5. This leads us to the ultimate issue: Whether the issue can be decided by declaratory judgment. There are two avenues to follow in reaching that decision. The first is, if the Gerdine principles apply, are there facts or circumstances in this case which necessitate a declaratory judgment? Gerdine limits the availability of declaratory relief when other relief is also available. We interpret that to mean viable alternative relief.
The alternative to appellant bringing this petition for declaratory judgment is to wait to be sued on the claim by appellee. The issue at bar, being a question of law, would then most likely be presented to the court in some form of pretrial motion. Resolution of the issue there would be just as determinative of the dispute between the parties as it would be here. Nevertheless, we fail to see the reason for requiring appellant to await the filing of a suit against it under the exceptional circumstances in this case. The decision in Jones v. State Farm has had the unfortunate effect of creating substantial uncertainty and insecurity in the insurance industry. Appellant, as well as other insurance companies doing business in Georgia, is being inundated with claims for retroactive benefits assertedly prescribed by Jones. In this case, as in the others, the facts have accrued and the question is now whether Jones has changed the rights of the parties with respect to those facts. Until that question is answered appellant is forced to proceed without guidance from the law. Therefore, we conclude that the Gerdine qualifications for declaratory judgment have been met.
6. The second avenue of approach to the issue is under the Declaratory Judgment Act itself.
The issue at bar is a question of law and therefore can only be decided by a court of law. A trial would serve no useful purpose because the issue is purely legal. Moreover, it is an important issue, one that needs to be decided. Therefore, we hold that the ends of justice require that the court below render the declaratory judgment prayed for.1 The decision dismissing the complaint is reversed and the case is remanded for declaratory judgment.
Judgment reversed. Sognier, J., concurs.
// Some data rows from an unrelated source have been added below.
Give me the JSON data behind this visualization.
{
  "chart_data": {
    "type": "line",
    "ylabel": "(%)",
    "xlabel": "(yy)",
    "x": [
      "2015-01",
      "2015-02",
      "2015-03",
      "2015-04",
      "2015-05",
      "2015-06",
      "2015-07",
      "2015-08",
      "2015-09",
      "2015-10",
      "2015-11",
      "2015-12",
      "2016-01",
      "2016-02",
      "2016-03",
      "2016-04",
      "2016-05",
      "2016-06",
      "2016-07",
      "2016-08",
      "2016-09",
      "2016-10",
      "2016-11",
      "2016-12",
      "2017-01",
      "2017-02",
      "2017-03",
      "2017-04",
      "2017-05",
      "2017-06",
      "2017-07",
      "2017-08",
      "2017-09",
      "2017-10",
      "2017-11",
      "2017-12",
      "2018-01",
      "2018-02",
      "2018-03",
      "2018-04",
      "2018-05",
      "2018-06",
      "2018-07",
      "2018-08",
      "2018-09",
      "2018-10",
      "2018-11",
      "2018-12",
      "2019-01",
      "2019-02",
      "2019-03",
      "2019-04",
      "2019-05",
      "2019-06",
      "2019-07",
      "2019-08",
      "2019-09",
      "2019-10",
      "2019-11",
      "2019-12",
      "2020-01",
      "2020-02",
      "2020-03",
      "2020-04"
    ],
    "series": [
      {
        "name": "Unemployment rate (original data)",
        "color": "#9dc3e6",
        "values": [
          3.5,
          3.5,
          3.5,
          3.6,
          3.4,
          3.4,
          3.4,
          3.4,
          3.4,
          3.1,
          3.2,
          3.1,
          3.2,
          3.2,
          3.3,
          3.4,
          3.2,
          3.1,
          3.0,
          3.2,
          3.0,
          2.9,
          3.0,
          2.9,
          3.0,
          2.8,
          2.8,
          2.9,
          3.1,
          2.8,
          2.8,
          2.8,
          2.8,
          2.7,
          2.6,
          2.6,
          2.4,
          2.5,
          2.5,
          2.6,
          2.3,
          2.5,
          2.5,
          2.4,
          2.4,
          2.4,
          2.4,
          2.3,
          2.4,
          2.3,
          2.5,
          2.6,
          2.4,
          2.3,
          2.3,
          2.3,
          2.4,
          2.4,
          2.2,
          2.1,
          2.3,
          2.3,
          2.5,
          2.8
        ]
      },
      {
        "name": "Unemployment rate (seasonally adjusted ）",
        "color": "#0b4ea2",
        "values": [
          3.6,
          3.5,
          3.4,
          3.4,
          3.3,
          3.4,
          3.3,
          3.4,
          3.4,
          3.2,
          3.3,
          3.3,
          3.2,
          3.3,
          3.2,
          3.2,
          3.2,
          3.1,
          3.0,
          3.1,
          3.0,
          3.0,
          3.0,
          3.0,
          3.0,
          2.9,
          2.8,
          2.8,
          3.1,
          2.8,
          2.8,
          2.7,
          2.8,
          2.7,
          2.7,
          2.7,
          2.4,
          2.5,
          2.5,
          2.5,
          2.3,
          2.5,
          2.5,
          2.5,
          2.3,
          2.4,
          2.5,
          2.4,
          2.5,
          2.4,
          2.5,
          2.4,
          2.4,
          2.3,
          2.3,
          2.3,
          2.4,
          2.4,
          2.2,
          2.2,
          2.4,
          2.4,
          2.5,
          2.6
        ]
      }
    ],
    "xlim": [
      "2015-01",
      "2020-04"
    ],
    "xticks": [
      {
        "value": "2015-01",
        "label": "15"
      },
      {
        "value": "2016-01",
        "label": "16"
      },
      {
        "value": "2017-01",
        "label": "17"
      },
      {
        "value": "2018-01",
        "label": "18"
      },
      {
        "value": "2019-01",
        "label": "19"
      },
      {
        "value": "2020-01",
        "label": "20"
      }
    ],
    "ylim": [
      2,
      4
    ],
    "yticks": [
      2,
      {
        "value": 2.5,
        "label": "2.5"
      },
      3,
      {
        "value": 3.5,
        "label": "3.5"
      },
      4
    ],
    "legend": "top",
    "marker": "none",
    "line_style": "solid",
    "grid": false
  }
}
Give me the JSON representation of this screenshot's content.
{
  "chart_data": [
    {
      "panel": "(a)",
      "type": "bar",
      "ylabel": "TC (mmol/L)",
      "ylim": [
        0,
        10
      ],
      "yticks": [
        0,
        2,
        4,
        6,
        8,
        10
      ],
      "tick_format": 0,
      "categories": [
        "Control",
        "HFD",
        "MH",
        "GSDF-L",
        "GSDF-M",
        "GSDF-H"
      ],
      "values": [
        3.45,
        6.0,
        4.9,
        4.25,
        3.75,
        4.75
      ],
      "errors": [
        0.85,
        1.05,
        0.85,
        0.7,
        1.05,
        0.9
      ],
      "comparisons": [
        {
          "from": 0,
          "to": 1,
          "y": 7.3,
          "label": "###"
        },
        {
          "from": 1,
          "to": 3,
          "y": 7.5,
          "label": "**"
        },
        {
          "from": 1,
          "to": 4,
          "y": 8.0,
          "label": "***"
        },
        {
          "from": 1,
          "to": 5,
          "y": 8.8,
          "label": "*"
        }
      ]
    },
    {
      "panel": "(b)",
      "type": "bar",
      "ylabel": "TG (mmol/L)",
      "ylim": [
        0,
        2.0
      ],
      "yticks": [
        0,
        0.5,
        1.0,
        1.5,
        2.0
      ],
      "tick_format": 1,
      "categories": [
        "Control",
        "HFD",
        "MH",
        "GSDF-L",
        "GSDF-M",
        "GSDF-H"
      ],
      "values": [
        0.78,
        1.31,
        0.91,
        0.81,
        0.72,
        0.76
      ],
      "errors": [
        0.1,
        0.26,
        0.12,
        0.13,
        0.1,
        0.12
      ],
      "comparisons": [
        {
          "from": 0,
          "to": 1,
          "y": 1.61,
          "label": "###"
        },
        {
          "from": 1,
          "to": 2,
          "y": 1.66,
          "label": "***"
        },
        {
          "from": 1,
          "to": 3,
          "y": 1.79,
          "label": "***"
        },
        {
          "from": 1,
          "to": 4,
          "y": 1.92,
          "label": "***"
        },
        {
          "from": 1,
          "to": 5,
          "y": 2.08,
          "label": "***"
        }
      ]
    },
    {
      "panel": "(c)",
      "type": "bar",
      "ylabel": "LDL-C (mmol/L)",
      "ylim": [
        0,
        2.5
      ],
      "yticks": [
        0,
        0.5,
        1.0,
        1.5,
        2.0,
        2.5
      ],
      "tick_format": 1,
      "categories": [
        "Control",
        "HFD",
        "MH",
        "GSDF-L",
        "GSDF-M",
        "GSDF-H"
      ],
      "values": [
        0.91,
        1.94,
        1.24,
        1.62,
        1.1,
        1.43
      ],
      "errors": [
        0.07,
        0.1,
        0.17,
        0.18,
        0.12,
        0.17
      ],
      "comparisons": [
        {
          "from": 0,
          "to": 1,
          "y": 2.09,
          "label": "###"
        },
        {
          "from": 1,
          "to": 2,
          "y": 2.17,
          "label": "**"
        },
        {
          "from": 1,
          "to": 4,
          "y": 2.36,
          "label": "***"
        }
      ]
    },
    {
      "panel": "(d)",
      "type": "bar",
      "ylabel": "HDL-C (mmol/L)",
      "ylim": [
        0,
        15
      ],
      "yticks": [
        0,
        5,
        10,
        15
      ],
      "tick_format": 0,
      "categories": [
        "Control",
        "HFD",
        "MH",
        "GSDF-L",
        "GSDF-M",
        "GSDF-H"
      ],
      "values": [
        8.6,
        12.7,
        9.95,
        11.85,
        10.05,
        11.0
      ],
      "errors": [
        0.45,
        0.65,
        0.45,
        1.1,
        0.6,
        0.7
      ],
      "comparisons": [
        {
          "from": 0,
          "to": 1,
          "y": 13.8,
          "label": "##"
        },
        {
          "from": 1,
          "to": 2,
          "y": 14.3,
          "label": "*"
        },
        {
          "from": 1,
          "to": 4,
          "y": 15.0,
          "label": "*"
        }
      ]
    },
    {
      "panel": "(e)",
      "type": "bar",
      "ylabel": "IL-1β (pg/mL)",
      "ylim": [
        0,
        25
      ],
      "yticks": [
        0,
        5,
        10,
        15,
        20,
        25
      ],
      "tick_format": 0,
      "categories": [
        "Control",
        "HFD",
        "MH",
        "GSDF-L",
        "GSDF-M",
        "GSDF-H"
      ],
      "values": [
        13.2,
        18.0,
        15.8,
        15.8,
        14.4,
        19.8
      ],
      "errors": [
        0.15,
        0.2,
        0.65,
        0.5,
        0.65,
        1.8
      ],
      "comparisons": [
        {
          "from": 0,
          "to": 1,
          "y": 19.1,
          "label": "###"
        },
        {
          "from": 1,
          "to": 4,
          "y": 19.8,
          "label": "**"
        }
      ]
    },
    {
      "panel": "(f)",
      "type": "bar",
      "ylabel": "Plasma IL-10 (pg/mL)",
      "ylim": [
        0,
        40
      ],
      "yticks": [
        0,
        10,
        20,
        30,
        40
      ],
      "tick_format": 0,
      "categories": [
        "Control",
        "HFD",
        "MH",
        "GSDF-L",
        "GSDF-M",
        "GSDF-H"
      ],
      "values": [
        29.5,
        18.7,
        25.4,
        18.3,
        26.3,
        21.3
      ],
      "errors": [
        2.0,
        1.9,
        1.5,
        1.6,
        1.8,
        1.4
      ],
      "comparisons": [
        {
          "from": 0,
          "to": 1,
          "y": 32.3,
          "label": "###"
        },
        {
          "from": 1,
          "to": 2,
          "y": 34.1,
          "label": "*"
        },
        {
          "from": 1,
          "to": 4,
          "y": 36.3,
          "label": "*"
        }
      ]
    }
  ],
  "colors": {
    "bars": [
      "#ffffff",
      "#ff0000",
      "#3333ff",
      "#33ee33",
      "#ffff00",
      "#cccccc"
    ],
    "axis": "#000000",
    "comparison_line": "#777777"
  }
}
Deen, P. J., concurs in the judgment only.
DECIDED JULY 13, 1982 —
REHEARING DENIED JULY 30, 1982
E. B. Wilkin, Jr., Richard W. Fields, Thomas S. Carlock, R. Clay Porter, for appellant.
Walter H. Burt III, William L. Swan, for appellee.
William C. Sanders, G. Conley Ingram, Oscar N. Persons, Vickie Cheek Lyall, Milton A. Carlton, J. Franklin Edenfield, amici curiae.
DEEN, Presiding Judge, concurring specially.
While concurring in the judgment of reversal, what is said in Division One of the majority opinion is well stated and prohibits us from addressing the merits of the case. It is the opinion of the writer that our whole court should consider the retrospective-prospective application and effects of Jones v. State Farm &c. Ins. Co., 156 Ga. App. 230 (274 SE2d 623) (1980), and, further, possibly reconsider
I respectfully concur in the judgment only.